# Building FF Scoring Model

In [1]:
import pandas as pd
import numpy as np
import os
from sklearn.model_selection import train_test_split
import torch
from torch import nn
from torch.utils.data import TensorDataset, DataLoader
from tqdm import tqdm

In [2]:
DEVICE = torch.device("cuda" if torch.cuda.is_available() else "cpu")
print(f"Using device: {DEVICE}")

Using device: cuda


# Data Loading

In [3]:
caption_path = "./caption_data"
relevant_columns = ["cap_feat", "img_feat", "mean"]
df_list = []
for pkl in os.listdir(caption_path):
    pkl_path = os.path.join(caption_path, pkl)
    img_df = pd.read_pickle(pkl_path)[relevant_columns]
    df_list.append(img_df)


In [4]:
data_df = pd.concat(df_list)
# print(data_df.head(5))
# print(len(data_df.index))

In [5]:
# Assuming df is your DataFrame

# Combine the embeddings into a single feature array
# Note: This assumes 'cap_feat' and 'img_feat' are each a list or array of 512 floats.
X = np.hstack([np.vstack(data_df['img_feat'].values), np.vstack(data_df['cap_feat'].values)])

# Your target variable
y = data_df['mean'].values

# Split into training and testing sets
X_train, X_test, y_train, y_test = train_test_split(X, y, test_size=0.2, random_state=42)

In [6]:
class HumorRatingNN(nn.Module):
    def __init__(self):
        super(HumorRatingNN, self).__init__()
        
        self.fc1 = nn.Linear(1024, 512) # 1024 inputs (512 from image + 512 from caption), to 512 outputs
        self.relu = nn.ReLU()
        self.fc2 = nn.Linear(512, 256)  # 512 inputs to 256 outputs
        self.fc3 = nn.Linear(256, 1)    # 256 inputs to 1 output (your mean humor rating)
        
        self.to(DEVICE)
        
    def forward(self, x):
        x = self.relu(self.fc1(x))
        x = self.relu(self.fc2(x))
        x = self.fc3(x)  # No activation here, as we're predicting a continuous value
        return x

In [7]:
# Convert data to PyTorch tensors
train_tensor_x = torch.Tensor(X_train).to(DEVICE)
train_tensor_y = torch.Tensor(y_train).to(DEVICE)
test_tensor_x = torch.Tensor(X_test).to(DEVICE)
test_tensor_y = torch.Tensor(y_test).to(DEVICE)

# Create TensorDatasets
train_data = TensorDataset(train_tensor_x, train_tensor_y)
test_data = TensorDataset(test_tensor_x, test_tensor_y)

# Create data loaders
train_loader = DataLoader(train_data, batch_size=64, shuffle=True)
test_loader = DataLoader(test_data, batch_size=64, shuffle=False)

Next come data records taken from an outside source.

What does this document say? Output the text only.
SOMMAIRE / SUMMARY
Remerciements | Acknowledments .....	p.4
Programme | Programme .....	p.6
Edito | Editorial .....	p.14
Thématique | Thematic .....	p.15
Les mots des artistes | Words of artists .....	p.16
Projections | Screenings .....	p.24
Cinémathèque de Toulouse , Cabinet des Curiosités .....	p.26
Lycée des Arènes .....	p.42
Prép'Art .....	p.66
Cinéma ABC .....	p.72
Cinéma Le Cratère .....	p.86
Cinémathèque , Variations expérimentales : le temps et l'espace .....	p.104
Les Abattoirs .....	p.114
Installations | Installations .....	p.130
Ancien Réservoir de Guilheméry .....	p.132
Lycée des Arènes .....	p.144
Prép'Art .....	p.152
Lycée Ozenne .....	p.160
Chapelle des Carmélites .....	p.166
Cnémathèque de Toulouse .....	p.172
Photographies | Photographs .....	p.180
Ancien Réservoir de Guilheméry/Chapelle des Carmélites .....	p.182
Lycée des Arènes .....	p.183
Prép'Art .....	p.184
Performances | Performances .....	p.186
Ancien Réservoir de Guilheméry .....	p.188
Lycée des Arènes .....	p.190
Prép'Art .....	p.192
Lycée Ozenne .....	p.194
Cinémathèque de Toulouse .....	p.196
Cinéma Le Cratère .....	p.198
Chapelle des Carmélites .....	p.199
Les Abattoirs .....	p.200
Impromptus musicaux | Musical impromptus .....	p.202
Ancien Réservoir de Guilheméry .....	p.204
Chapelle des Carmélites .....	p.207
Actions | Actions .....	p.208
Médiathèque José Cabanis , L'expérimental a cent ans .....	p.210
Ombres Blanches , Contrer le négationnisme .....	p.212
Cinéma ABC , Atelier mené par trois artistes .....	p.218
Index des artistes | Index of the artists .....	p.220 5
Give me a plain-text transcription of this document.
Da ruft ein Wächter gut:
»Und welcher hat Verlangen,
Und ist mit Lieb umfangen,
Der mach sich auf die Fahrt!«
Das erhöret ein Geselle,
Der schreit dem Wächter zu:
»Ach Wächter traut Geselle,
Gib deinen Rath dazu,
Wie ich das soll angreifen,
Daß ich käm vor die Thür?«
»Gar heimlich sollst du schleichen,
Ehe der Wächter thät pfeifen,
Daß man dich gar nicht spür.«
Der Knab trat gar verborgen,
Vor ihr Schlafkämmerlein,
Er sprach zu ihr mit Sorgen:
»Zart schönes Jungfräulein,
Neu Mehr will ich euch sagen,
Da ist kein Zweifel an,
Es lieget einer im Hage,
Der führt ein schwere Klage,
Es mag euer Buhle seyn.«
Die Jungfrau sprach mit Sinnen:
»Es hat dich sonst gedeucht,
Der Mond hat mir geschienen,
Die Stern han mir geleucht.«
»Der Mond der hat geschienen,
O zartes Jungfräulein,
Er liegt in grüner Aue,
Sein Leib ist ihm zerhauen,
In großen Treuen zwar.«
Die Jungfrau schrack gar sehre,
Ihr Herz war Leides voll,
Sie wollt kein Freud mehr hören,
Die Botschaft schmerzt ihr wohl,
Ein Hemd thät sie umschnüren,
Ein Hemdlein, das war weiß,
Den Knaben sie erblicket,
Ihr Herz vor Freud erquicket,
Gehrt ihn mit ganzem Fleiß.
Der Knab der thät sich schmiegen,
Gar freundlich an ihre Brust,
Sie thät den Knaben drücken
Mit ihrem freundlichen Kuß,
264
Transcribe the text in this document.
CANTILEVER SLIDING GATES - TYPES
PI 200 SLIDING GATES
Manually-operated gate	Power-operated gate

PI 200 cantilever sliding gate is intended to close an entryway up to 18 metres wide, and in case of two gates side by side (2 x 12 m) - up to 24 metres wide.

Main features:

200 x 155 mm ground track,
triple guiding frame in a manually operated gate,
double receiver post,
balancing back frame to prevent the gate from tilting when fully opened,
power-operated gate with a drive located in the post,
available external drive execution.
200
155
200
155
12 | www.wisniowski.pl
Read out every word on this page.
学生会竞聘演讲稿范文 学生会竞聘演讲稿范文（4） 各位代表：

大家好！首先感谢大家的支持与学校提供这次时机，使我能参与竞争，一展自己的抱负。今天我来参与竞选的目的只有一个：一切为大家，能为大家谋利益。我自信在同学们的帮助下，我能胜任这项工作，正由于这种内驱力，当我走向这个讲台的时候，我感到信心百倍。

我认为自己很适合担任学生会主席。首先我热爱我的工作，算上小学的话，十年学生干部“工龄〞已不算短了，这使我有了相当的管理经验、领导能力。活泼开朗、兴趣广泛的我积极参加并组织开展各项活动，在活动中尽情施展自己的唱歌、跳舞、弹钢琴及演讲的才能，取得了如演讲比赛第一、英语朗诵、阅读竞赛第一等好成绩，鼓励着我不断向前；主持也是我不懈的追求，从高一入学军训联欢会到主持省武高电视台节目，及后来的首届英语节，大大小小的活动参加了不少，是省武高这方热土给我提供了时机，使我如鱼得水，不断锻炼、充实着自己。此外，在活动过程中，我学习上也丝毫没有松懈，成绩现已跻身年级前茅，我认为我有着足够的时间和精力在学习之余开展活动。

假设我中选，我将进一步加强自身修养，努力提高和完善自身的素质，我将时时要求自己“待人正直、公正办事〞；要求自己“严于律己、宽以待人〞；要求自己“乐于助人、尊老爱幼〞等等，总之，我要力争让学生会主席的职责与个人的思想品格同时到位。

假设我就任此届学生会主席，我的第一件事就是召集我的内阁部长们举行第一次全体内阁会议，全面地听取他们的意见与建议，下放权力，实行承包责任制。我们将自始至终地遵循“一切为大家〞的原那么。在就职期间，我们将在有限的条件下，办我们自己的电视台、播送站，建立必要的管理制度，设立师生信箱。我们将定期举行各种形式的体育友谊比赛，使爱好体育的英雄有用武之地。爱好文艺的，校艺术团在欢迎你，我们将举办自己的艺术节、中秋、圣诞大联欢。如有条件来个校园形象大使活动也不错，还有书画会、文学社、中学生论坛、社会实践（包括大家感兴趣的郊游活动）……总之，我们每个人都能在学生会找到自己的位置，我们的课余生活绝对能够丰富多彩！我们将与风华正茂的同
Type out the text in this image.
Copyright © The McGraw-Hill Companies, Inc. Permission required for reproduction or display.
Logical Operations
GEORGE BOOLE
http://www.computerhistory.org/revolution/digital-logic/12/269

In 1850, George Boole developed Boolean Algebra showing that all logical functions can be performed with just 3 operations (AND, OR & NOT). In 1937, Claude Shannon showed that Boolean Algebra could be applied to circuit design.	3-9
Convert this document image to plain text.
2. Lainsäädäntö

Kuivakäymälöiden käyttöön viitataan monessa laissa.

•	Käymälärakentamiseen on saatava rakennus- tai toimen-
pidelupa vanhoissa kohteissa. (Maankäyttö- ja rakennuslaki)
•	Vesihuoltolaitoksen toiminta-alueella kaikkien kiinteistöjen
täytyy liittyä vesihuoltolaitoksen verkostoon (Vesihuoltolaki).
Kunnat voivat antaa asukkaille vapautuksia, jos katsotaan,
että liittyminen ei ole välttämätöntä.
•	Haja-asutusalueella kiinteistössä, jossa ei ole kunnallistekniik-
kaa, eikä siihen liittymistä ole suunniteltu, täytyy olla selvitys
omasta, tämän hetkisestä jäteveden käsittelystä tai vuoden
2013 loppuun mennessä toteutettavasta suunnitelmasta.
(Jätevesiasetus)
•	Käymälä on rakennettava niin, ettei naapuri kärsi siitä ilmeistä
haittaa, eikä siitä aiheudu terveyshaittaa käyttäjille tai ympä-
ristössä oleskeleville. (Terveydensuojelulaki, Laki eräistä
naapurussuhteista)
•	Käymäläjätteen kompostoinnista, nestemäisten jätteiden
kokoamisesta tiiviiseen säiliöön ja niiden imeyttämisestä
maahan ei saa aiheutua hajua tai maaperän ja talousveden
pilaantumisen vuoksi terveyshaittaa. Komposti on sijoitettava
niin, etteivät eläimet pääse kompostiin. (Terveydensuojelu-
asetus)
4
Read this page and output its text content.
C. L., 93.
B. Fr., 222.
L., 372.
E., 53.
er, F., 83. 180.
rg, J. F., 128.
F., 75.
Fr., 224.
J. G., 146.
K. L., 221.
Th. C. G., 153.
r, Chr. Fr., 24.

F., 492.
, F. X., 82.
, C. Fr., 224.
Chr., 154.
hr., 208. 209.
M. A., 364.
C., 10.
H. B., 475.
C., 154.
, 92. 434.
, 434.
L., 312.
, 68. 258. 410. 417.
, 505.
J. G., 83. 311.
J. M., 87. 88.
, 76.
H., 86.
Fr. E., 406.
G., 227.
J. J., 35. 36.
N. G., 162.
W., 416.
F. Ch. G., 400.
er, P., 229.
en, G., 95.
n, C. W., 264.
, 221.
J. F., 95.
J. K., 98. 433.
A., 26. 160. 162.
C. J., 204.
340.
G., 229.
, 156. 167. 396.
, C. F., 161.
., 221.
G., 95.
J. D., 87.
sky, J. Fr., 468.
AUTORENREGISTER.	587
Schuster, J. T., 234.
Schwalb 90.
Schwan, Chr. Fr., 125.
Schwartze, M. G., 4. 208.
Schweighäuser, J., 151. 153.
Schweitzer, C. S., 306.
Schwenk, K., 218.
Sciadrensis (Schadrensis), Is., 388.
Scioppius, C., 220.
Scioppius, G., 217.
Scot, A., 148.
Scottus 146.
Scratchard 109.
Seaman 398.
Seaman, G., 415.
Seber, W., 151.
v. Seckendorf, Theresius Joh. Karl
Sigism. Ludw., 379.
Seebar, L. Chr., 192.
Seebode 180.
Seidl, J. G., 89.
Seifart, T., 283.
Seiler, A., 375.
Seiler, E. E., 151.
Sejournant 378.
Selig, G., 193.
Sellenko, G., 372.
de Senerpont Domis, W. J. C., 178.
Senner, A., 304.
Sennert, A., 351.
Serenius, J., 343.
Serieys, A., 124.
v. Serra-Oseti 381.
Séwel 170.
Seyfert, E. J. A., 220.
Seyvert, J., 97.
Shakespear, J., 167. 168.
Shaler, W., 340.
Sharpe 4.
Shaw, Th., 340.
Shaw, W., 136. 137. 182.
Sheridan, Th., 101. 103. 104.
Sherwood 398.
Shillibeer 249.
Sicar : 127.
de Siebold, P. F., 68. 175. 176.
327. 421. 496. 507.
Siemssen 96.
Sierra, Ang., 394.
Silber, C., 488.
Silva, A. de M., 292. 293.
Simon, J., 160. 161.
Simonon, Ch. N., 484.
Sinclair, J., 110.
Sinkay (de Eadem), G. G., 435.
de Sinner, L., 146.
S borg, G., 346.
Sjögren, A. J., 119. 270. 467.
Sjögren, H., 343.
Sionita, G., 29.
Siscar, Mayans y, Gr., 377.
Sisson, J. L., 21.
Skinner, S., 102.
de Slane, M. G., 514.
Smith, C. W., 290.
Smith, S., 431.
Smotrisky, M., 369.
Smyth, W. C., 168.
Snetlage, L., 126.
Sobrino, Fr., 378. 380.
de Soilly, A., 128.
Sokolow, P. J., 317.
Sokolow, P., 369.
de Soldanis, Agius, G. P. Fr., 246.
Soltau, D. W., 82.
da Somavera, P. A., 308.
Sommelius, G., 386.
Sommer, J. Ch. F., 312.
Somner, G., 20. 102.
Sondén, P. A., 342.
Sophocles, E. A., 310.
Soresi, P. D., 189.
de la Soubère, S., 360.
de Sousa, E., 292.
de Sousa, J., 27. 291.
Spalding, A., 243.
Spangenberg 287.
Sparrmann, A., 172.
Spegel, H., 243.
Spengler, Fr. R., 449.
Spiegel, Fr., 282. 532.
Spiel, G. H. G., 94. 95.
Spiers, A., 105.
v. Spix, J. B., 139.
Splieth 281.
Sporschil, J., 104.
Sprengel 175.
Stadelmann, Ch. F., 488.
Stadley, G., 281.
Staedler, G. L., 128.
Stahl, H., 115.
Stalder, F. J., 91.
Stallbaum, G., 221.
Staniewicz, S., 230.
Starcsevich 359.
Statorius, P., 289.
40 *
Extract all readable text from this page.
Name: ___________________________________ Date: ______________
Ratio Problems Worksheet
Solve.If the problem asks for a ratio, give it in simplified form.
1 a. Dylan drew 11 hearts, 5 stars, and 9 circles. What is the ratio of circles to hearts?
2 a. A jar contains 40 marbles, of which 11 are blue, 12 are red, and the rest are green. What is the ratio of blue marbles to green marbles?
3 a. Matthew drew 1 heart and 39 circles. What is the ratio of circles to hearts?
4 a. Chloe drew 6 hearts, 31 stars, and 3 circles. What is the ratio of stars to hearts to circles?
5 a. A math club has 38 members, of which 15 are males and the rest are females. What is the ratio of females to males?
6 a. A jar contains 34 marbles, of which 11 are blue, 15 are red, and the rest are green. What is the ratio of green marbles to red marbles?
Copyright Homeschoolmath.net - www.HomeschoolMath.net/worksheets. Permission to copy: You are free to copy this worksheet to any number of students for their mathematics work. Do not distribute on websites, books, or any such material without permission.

# Initialize the model, loss function, and optimizer
model = HumorRatingNN()
criterion = nn.MSELoss()  # Mean Squared Error Loss
optimizer = torch.optim.Adam(model.parameters(), lr=0.001)

In [8]:
# Training loop
num_epochs = 10
for epoch in tqdm(range(num_epochs)):
    model.train()
    for inputs, targets in train_loader:
        optimizer.zero_grad()
        outputs = model(inputs)
        loss = criterion(outputs.squeeze(), targets)
        loss.backward()
        optimizer.step()
    
    print(f'Epoch {epoch+1}, Loss: {loss.item()}')

 10%|█         | 1/10 [00:37<05:33, 37.08s/it]

Epoch 1, Loss: 0.02077396772801876


 20%|██        | 2/10 [01:04<04:12, 31.62s/it]

Epoch 2, Loss: 0.022775467485189438


 30%|███       | 3/10 [01:32<03:27, 29.68s/it]

Epoch 3, Loss: 0.011568046174943447


 40%|████      | 4/10 [01:59<02:52, 28.71s/it]

Epoch 4, Loss: 0.02611869014799595


 50%|█████     | 5/10 [02:26<02:20, 28.00s/it]

Epoch 5, Loss: 0.012907912023365498


 60%|██████    | 6/10 [02:53<01:50, 27.63s/it]

Epoch 6, Loss: 0.018103918060660362


 70%|███████   | 7/10 [03:20<01:22, 27.40s/it]

Epoch 7, Loss: 0.010551112703979015


 80%|████████  | 8/10 [03:47<00:54, 27.28s/it]

Epoch 8, Loss: 0.01554368156939745


 90%|█████████ | 9/10 [04:13<00:27, 27.06s/it]

Epoch 9, Loss: 0.015414169989526272


100%|██████████| 10/10 [04:40<00:00, 28.05s/it]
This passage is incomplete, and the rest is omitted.